Paper: https://arxiv.org/pdf/2401.03191.pdf
In the rapidly evolving landscape of computer vision, the pursuit of accurate per-object distance estimation stands as a cornerstone for safety-critical applications, ranging from autonomous driving to surveillance and robotics. The nuances of long-range object detection, occlusion challenges, and complex visual patterns have spurred the development of innovative approaches that enhance local and global cues. In this context, our latest research introduces DistFormer – a novel architecture designed to revolutionize per-object distance estimation by synergizing robust context encoding, self-supervised learning, and global refinement of the targets in the scene.

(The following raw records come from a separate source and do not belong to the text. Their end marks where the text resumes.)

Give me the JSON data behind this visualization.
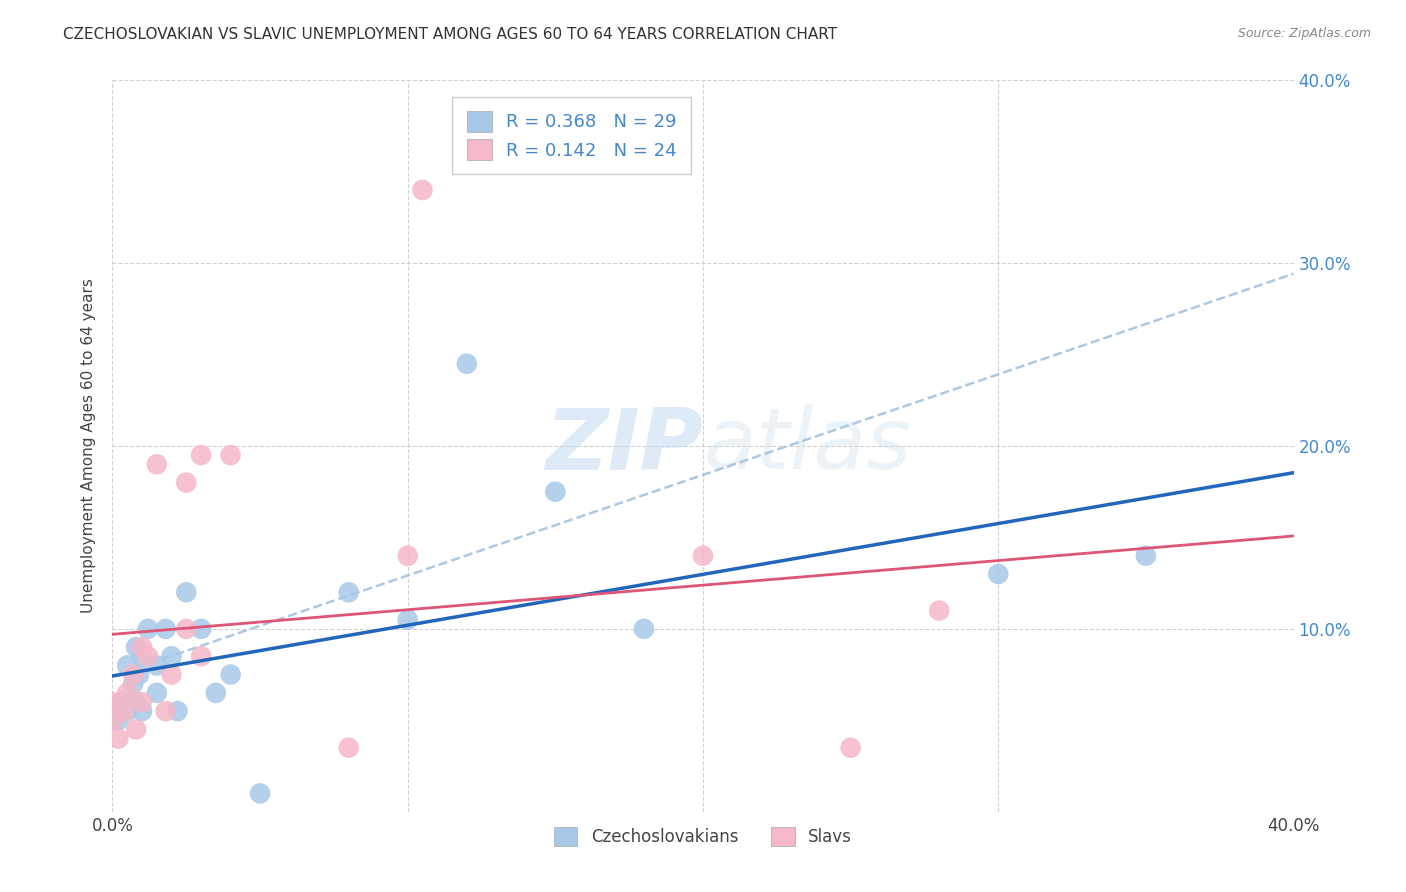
{
  "title": "CZECHOSLOVAKIAN VS SLAVIC UNEMPLOYMENT AMONG AGES 60 TO 64 YEARS CORRELATION CHART",
  "source": "Source: ZipAtlas.com",
  "ylabel": "Unemployment Among Ages 60 to 64 years",
  "xlim": [
    0.0,
    0.4
  ],
  "ylim": [
    0.0,
    0.4
  ],
  "czech_R": 0.368,
  "czech_N": 29,
  "slav_R": 0.142,
  "slav_N": 24,
  "czech_color": "#a8c8e8",
  "czech_line_color": "#2266bb",
  "czech_dash_color": "#99bbdd",
  "slav_color": "#f5b8c8",
  "slav_line_color": "#dd5577",
  "watermark_zip": "ZIP",
  "watermark_atlas": "atlas",
  "czech_x": [
    0.0,
    0.002,
    0.003,
    0.005,
    0.005,
    0.007,
    0.008,
    0.008,
    0.009,
    0.01,
    0.01,
    0.012,
    0.015,
    0.015,
    0.018,
    0.02,
    0.022,
    0.025,
    0.03,
    0.035,
    0.04,
    0.05,
    0.08,
    0.1,
    0.12,
    0.15,
    0.18,
    0.3,
    0.35
  ],
  "czech_y": [
    0.055,
    0.05,
    0.06,
    0.055,
    0.08,
    0.07,
    0.06,
    0.09,
    0.075,
    0.055,
    0.085,
    0.1,
    0.065,
    0.08,
    0.1,
    0.085,
    0.055,
    0.12,
    0.1,
    0.065,
    0.075,
    0.01,
    0.12,
    0.105,
    0.245,
    0.175,
    0.1,
    0.13,
    0.14
  ],
  "slav_x": [
    0.0,
    0.0,
    0.002,
    0.004,
    0.005,
    0.007,
    0.008,
    0.01,
    0.01,
    0.012,
    0.015,
    0.018,
    0.02,
    0.025,
    0.025,
    0.03,
    0.03,
    0.04,
    0.08,
    0.1,
    0.105,
    0.2,
    0.25,
    0.28
  ],
  "slav_y": [
    0.05,
    0.06,
    0.04,
    0.055,
    0.065,
    0.075,
    0.045,
    0.09,
    0.06,
    0.085,
    0.19,
    0.055,
    0.075,
    0.18,
    0.1,
    0.085,
    0.195,
    0.195,
    0.035,
    0.14,
    0.34,
    0.14,
    0.035,
    0.11
  ],
  "ytick_labels": [
    "",
    "10.0%",
    "20.0%",
    "30.0%",
    "40.0%"
  ],
  "ytick_color": "#4488cc",
  "xtick_labels_show": [
    "0.0%",
    "40.0%"
  ],
  "bottom_legend_czech": "Czechoslovakians",
  "bottom_legend_slav": "Slavs"
}
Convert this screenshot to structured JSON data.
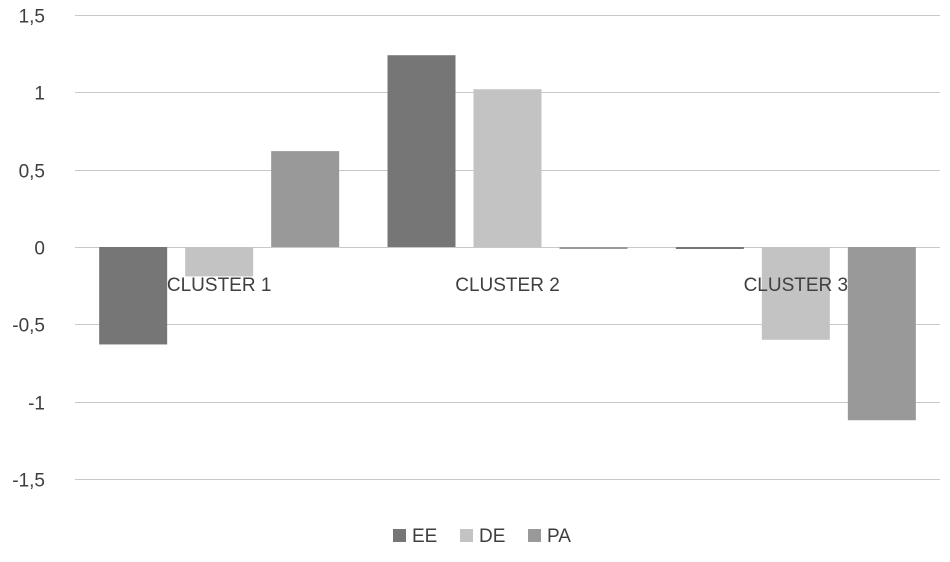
{
  "chart_data": {
    "type": "bar",
    "title": "",
    "xlabel": "",
    "ylabel": "",
    "categories": [
      "CLUSTER 1",
      "CLUSTER 2",
      "CLUSTER 3"
    ],
    "series": [
      {
        "name": "EE",
        "color": "#767676",
        "values": [
          -0.63,
          1.24,
          -0.01
        ]
      },
      {
        "name": "DE",
        "color": "#c3c3c3",
        "values": [
          -0.19,
          1.02,
          -0.6
        ]
      },
      {
        "name": "PA",
        "color": "#999999",
        "values": [
          0.62,
          -0.01,
          -1.12
        ]
      }
    ],
    "ylim": [
      -1.5,
      1.5
    ],
    "yticks": [
      1.5,
      1,
      0.5,
      0,
      -0.5,
      -1,
      -1.5
    ],
    "ytick_labels": [
      "1,5",
      "1",
      "0,5",
      "0",
      "-0,5",
      "-1",
      "-1,5"
    ],
    "grid": true,
    "legend": "bottom"
  }
}
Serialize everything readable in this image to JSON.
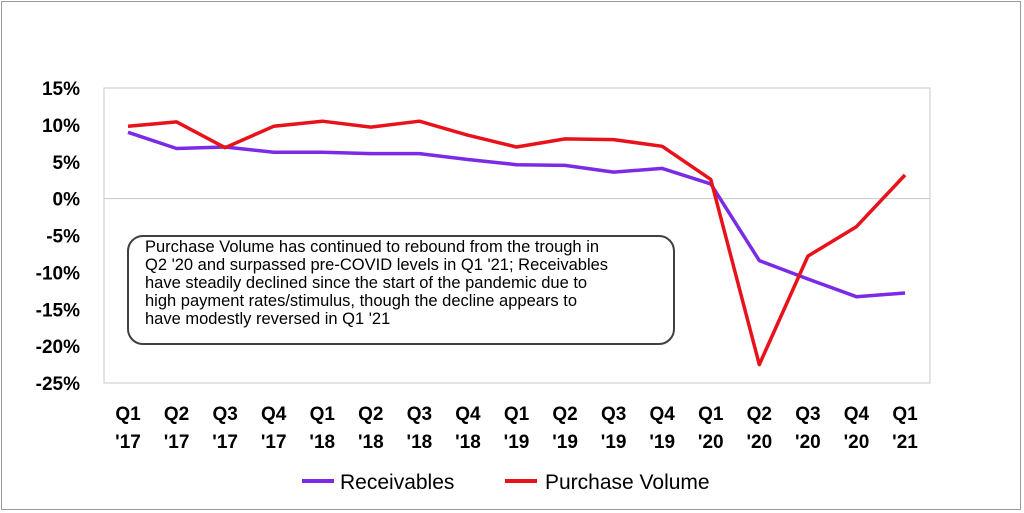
{
  "chart_data": {
    "type": "line",
    "title": "",
    "xlabel": "",
    "ylabel": "",
    "ylim": [
      -25,
      15
    ],
    "yticks": [
      "15%",
      "10%",
      "5%",
      "0%",
      "-5%",
      "-10%",
      "-15%",
      "-20%",
      "-25%"
    ],
    "ytick_values": [
      15,
      10,
      5,
      0,
      -5,
      -10,
      -15,
      -20,
      -25
    ],
    "categories": [
      [
        "Q1",
        "'17"
      ],
      [
        "Q2",
        "'17"
      ],
      [
        "Q3",
        "'17"
      ],
      [
        "Q4",
        "'17"
      ],
      [
        "Q1",
        "'18"
      ],
      [
        "Q2",
        "'18"
      ],
      [
        "Q3",
        "'18"
      ],
      [
        "Q4",
        "'18"
      ],
      [
        "Q1",
        "'19"
      ],
      [
        "Q2",
        "'19"
      ],
      [
        "Q3",
        "'19"
      ],
      [
        "Q4",
        "'19"
      ],
      [
        "Q1",
        "'20"
      ],
      [
        "Q2",
        "'20"
      ],
      [
        "Q3",
        "'20"
      ],
      [
        "Q4",
        "'20"
      ],
      [
        "Q1",
        "'21"
      ]
    ],
    "series": [
      {
        "name": "Receivables",
        "color": "#7B2BE6",
        "values": [
          9.0,
          6.8,
          7.0,
          6.3,
          6.3,
          6.1,
          6.1,
          5.3,
          4.6,
          4.5,
          3.6,
          4.1,
          2.0,
          -8.4,
          -10.9,
          -13.3,
          -12.8
        ]
      },
      {
        "name": "Purchase Volume",
        "color": "#E8121B",
        "values": [
          9.8,
          10.4,
          6.9,
          9.8,
          10.5,
          9.7,
          10.5,
          8.6,
          7.0,
          8.1,
          8.0,
          7.1,
          2.6,
          -22.5,
          -7.8,
          -3.8,
          3.2
        ]
      }
    ],
    "annotation": [
      "Purchase Volume has continued to rebound from the trough in",
      "Q2 '20 and surpassed pre-COVID levels in Q1 '21; Receivables",
      "have steadily declined since the start of the pandemic due to",
      "high payment rates/stimulus, though the decline appears to",
      "have modestly reversed in Q1 '21"
    ],
    "legend": [
      "Receivables",
      "Purchase Volume"
    ],
    "legend_position": "bottom"
  }
}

The existing paradigms in distance estimation often grapple with the intricacies of bounding box proportions and global semantic information. DistFormer addresses these limitations by incorporating three key components that work in tandem: a robust context encoder for fine-grained per-object representations, a masked encoder-decoder module leveraging self-supervision for effective feature learning, and a global refinement module that aggregates object representations to compute a joint, spatially-consistent estimation. The synergy of these components sets DistFormer apart and promises advancements in addressing challenges posed by long-range objects, occlusions, and unconventional visual patterns.
Extensive experiments were conducted on well-established benchmarks to assess the efficacy of DistFormer, including the KITTI dataset and the large-scale NuScenes and MOTSynth datasets. These datasets encompass various indoor and outdoor environments, varying weather conditions, appearances, and camera viewpoints. Our comprehensive analysis demonstrates that DistFormer outperforms existing methods in per-object distance estimation. Furthermore, we delve into its generalization capabilities, showcasing its regularization benefits in zero-shot synth-to-real transfer scenarios.